Joule heating and pore pressure evolution, magmatic intrusions at continental rifts, and microseisms in Yellowstone Lake

Abstract

The goal of this thesis is to investigate research topics related to geothermal resources. Chapter 1 introduces the thesis and motivates the need to study research topics in relevant geothermal environments, and develop new technologies to economically extract heat from these resources. In Chapter 2, microseism events in Yellowstone National Park are studied. Yellowstone is located in one of the most seismically active volcanic calderas in the world and is a widely studied area for investigating physical (e.g., faulting) and chemical (e.g., hydrothermal venting) relationships in geothermal systems.
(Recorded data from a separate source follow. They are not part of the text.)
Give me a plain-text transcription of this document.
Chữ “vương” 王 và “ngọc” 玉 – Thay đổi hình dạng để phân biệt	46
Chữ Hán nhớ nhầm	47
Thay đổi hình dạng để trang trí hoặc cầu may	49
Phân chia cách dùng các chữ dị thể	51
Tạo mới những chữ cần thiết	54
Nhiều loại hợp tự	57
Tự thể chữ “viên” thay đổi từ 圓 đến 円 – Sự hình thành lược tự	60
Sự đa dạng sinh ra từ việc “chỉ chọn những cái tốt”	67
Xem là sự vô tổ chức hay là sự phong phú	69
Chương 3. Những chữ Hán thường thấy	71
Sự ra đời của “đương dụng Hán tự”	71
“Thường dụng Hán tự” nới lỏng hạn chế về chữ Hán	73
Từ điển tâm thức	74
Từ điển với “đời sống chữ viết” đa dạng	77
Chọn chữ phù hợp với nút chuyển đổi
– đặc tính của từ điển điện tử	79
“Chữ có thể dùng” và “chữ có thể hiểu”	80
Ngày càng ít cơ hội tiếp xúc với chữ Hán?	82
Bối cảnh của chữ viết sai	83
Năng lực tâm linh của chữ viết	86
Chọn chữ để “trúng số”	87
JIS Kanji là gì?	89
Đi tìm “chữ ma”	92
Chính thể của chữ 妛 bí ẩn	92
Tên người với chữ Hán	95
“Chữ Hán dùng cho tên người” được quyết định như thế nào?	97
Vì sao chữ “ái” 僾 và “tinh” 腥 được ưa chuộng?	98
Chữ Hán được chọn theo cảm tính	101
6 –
Chapter 3 describes dike intrusion modeling research I conducted early in my graduate studies including the feedback mechanisms between magma injection at plate spreading centers and topographic development. Chapter 4 represents a shift in my research interests from science to engineering problems relevant for geothermal heat extraction. In this chapter, I describe the design process for developing a novel experimental approach to study the effects of applying a high-voltage to saturated rock specimens under in-situ states of stress. This novel “Electric Rock Fracturing” experimental set-up is used in Chapter 5, the final chapter of this thesis, to study the effects of high-voltage application on the temperature, electrical conductivity, and permeability of brine saturated Berea Sandstone rock specimens.